PERSERIKATAN BANGSA-BANGSA (AP) – Dewan Keamanan pada hari Jumat memperpanjang misi penjaga perdamaian PBB di Kongo timur selama satu tahun dan memberi wewenang kepada brigade intervensi untuk melanjutkan operasi ofensif terhadap kelompok-kelompok bersenjata, tetapi juga menyerukan “strategi keluar yang jelas” untuk misi terbesar PBB. kekuatan.
Resolusi yang disahkan oleh dewan tersebut mempertahankan jumlah maksimum pasukan sebanyak 19.815 personel militer dan 1.441 polisi hingga tanggal 31 Maret 2015. Resolusi tersebut juga mempertahankan brigade intervensi, yang memiliki mandat yang belum pernah terjadi sebelumnya untuk melakukan tindakan militer ofensif terhadap kelompok pemberontak untuk menetralisir dan melucuti senjata. konflik berkepanjangan di timur oleh para pejuang.
Dewan memuji pasukan tersebut, yang dikenal sebagai MONUSCO, “atas dampak positifnya terhadap perdamaian dan stabilitas” di Kongo timur.
Pada saat yang sama, mereka mengecam keras kelompok-kelompok bersenjata karena terus mengganggu stabilitas Kongo timur dan menuntut segera diakhirinya semua kekerasan. Ia juga memperingatkan bahwa pejuang pemberontak yang melanggar hak asasi manusia, termasuk dengan menyerang warga sipil, akan dimintai pertanggungjawaban.
Konflik Kongo merupakan dampak lanjutan dari genosida yang terjadi pada tahun 1994 di negara tetangga Rwanda. Ratusan warga Hutu yang ikut serta dalam pembantaian tersebut melarikan diri ke Kongo dan masih berperang di sana, bersama kelompok bersenjata lainnya.
Pada bulan Februari 2013, pemerintah Kongo dan 10 negara Afrika lainnya, termasuk Rwanda dan Uganda, mengambil tindakan paling terpadu untuk membawa perdamaian ke Kongo dengan menandatangani perjanjian untuk tidak mencampuri urusan dalam negeri masing-masing atau kelompok bersenjata untuk tidak menjadi tuan rumah.

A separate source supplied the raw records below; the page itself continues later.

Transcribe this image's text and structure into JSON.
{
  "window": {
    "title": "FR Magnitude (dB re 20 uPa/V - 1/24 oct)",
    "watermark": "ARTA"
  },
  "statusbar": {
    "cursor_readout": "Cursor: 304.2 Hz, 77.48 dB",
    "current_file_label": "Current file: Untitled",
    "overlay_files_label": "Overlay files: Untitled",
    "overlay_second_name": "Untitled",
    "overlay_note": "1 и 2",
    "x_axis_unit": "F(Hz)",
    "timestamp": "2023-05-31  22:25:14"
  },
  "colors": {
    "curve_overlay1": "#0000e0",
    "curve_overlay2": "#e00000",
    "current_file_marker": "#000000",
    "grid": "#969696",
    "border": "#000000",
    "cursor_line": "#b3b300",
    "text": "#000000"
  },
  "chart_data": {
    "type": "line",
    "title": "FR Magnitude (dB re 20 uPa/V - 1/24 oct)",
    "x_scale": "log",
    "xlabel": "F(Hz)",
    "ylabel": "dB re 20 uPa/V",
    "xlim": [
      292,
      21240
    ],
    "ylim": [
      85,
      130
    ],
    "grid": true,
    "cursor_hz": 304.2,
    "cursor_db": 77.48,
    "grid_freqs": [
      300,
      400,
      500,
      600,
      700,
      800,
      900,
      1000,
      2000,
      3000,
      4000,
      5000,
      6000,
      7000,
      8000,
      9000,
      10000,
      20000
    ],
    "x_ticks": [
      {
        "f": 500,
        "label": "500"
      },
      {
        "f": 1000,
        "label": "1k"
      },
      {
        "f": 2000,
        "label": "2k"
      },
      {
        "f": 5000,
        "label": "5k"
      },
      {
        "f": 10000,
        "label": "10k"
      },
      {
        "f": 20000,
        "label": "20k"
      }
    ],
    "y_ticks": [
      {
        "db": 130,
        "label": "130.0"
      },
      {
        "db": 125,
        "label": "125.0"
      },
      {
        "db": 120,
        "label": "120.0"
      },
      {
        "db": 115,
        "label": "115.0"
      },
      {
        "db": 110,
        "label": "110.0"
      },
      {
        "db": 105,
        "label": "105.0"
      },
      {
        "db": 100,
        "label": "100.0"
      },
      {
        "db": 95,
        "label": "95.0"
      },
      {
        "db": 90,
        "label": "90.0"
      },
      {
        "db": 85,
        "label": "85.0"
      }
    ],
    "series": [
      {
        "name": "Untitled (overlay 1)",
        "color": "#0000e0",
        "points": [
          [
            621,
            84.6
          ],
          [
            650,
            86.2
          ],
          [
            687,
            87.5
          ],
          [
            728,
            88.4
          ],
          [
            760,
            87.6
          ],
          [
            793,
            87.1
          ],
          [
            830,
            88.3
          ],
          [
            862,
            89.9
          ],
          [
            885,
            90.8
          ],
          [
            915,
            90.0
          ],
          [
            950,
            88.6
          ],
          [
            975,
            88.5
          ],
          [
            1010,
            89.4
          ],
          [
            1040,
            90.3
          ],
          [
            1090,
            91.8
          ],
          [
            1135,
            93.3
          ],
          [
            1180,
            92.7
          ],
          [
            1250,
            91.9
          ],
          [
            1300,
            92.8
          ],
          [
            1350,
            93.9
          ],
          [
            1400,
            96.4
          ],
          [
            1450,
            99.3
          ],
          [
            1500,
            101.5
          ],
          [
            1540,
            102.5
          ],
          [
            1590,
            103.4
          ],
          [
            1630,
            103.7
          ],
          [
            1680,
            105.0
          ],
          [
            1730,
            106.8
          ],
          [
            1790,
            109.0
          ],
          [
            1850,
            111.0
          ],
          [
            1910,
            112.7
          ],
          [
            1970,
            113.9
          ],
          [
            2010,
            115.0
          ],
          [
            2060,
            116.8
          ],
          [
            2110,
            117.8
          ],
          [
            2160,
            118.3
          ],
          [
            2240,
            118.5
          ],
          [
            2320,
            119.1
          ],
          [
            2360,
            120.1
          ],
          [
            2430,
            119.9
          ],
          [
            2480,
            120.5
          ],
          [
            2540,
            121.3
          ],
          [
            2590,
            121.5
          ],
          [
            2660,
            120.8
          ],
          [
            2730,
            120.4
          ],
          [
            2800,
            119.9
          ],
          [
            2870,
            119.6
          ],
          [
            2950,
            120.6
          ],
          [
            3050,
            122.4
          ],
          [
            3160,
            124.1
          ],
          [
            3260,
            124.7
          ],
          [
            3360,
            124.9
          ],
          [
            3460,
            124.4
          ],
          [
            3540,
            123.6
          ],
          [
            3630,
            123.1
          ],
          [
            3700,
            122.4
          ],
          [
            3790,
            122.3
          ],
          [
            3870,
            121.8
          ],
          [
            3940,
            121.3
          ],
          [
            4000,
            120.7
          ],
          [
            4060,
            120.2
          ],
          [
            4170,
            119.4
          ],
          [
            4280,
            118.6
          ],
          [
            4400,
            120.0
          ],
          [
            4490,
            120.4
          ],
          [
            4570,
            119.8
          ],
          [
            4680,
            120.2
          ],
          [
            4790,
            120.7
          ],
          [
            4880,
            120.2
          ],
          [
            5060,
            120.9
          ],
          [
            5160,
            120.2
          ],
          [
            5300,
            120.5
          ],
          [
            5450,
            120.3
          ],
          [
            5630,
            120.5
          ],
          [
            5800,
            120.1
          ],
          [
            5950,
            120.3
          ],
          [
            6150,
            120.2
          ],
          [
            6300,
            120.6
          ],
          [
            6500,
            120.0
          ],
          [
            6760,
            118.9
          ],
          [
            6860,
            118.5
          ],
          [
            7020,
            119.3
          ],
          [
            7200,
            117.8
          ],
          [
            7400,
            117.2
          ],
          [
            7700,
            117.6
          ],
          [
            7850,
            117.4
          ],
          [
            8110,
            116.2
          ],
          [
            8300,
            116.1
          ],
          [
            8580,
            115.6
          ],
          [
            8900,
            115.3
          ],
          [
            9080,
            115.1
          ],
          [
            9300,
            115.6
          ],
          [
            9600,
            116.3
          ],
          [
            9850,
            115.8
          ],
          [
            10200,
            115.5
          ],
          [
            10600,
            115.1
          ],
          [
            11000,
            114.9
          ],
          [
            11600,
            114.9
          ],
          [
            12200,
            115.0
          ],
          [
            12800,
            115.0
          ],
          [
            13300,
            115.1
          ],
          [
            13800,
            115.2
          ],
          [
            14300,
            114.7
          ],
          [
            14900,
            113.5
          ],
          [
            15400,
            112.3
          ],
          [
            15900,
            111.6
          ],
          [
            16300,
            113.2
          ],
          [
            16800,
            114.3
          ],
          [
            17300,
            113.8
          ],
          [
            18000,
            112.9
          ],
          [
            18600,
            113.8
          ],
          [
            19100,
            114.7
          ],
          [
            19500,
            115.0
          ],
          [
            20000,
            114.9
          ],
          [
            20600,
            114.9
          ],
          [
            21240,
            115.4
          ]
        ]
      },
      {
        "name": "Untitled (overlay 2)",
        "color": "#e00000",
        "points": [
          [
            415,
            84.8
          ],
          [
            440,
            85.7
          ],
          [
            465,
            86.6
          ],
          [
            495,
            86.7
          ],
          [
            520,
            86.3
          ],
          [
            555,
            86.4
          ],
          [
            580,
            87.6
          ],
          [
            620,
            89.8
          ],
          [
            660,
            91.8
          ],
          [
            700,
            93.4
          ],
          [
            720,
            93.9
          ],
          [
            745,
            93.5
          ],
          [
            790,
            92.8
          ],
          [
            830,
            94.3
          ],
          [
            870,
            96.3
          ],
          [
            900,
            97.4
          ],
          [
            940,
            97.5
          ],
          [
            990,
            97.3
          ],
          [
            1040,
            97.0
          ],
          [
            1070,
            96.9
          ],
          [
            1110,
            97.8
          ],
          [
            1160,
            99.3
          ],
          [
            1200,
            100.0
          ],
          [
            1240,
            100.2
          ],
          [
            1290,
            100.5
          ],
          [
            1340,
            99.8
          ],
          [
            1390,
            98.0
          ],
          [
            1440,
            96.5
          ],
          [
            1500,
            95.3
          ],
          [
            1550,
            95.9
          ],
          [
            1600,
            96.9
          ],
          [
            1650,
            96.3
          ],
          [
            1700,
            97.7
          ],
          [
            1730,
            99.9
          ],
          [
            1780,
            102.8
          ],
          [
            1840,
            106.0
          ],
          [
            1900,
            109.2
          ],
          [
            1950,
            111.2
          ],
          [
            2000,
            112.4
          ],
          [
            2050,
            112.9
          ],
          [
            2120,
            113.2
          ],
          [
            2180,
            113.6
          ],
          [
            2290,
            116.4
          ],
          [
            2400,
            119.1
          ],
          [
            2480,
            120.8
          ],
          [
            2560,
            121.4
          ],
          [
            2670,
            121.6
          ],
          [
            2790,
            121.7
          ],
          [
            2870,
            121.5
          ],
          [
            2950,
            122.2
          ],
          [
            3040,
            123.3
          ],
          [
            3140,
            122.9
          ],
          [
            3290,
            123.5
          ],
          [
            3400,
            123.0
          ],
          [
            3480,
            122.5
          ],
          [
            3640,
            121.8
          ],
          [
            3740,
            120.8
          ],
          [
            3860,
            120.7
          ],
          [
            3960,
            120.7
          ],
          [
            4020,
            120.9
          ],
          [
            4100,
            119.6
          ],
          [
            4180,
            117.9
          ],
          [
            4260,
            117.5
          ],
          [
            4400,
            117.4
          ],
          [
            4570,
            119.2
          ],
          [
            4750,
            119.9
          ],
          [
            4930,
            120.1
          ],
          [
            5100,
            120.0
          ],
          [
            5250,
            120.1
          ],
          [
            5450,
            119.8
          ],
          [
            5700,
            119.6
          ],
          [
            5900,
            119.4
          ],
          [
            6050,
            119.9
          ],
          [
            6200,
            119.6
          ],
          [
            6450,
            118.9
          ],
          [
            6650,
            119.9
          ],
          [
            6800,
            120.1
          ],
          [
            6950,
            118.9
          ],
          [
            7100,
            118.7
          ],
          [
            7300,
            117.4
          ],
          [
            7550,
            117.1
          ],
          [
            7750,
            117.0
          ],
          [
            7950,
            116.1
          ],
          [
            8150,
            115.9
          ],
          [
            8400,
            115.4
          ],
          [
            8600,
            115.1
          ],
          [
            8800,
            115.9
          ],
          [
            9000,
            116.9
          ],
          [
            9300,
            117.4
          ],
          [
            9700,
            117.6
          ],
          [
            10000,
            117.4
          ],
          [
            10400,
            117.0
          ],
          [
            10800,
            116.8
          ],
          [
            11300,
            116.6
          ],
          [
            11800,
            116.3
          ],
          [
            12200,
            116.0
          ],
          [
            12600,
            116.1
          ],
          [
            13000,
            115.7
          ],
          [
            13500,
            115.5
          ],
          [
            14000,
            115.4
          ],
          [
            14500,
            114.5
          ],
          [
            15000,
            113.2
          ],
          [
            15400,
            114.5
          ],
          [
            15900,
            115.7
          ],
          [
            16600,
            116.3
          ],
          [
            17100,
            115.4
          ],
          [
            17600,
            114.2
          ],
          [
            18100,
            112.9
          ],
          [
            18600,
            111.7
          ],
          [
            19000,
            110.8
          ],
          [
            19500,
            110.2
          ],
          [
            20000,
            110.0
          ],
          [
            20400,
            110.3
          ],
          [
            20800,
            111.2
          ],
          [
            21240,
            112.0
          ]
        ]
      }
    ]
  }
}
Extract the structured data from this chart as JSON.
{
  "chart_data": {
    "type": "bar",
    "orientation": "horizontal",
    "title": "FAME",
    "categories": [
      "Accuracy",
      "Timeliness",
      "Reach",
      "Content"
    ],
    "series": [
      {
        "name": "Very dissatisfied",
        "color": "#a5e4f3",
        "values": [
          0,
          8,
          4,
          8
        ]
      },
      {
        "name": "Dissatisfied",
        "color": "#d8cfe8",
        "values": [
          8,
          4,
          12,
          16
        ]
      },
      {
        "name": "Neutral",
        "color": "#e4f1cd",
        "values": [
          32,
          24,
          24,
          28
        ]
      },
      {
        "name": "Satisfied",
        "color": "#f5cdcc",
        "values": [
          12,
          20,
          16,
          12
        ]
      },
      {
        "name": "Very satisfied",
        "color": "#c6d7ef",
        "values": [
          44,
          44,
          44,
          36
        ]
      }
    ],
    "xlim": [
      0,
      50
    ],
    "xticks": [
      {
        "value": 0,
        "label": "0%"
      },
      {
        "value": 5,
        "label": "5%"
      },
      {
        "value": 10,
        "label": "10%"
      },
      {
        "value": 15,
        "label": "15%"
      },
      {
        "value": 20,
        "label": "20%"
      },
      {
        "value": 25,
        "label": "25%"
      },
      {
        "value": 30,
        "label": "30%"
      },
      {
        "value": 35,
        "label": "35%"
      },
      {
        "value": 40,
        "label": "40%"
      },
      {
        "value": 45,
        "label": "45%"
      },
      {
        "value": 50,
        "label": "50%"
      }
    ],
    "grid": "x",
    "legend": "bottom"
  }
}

Dewan Keamanan menindaklanjutinya dengan memperkuat pasukan PBB dengan Brigade Intervensi. Dewan juga mengizinkan penggunaan drone tak bersenjata sebagai uji coba pengumpulan intelijen di Kongo timur.
Sejak itu, pasukan pemerintah dan MONUSCO, termasuk Brigade Intervensi, telah mengalahkan salah satu kelompok pemberontak utama, M23, yang melancarkan pemberontakan pada bulan April 2012 dan menjadi reinkarnasi terbaru dari kelompok pemberontak Tutsi yang tidak puas dengan pemerintah Kongo.
Duta Besar Perancis untuk PBB Gerard Araud mengatakan langkah selanjutnya adalah menetralisir kelompok bersenjata lainnya.
Dewan tersebut mengidentifikasi kelompok bersenjata utama yang masih beroperasi di wilayah tersebut sebagai FDLR, yang dibentuk oleh ekstremis Hutu Rwanda yang berpartisipasi dalam genosida tahun 1994 dan kemudian melarikan diri melintasi perbatasan; Pasukan Demokratik Sekutu atau ADF yang berbasis di Uganda; Tentara Perlawanan Tuhan yang terkenal; suku Bakata-Katanga yang memperjuangkan kemerdekaan untuk provinsi Katanga bagian tenggara yang kaya mineral; dan berbagai grup Mai Mai.
Dewan mencatat “dengan keprihatinan yang mendalam” laporan bahwa FDLR berkolaborasi dengan tentara Kongo di tingkat lokal dan menekankan perlunya pemerintah, yang didukung oleh MONUSCO, untuk mulai melaksanakan rencana “untuk menetralisir FDLR.”
Araud menambahkan bahwa jika keberhasilan militer ingin dicapai secara “kuat dan berkelanjutan”, pemerintah kini harus mulai memperbaiki kehidupan warga sipil di Kongo timur dengan memperluas lembaga-lembaga negara di wilayah tersebut.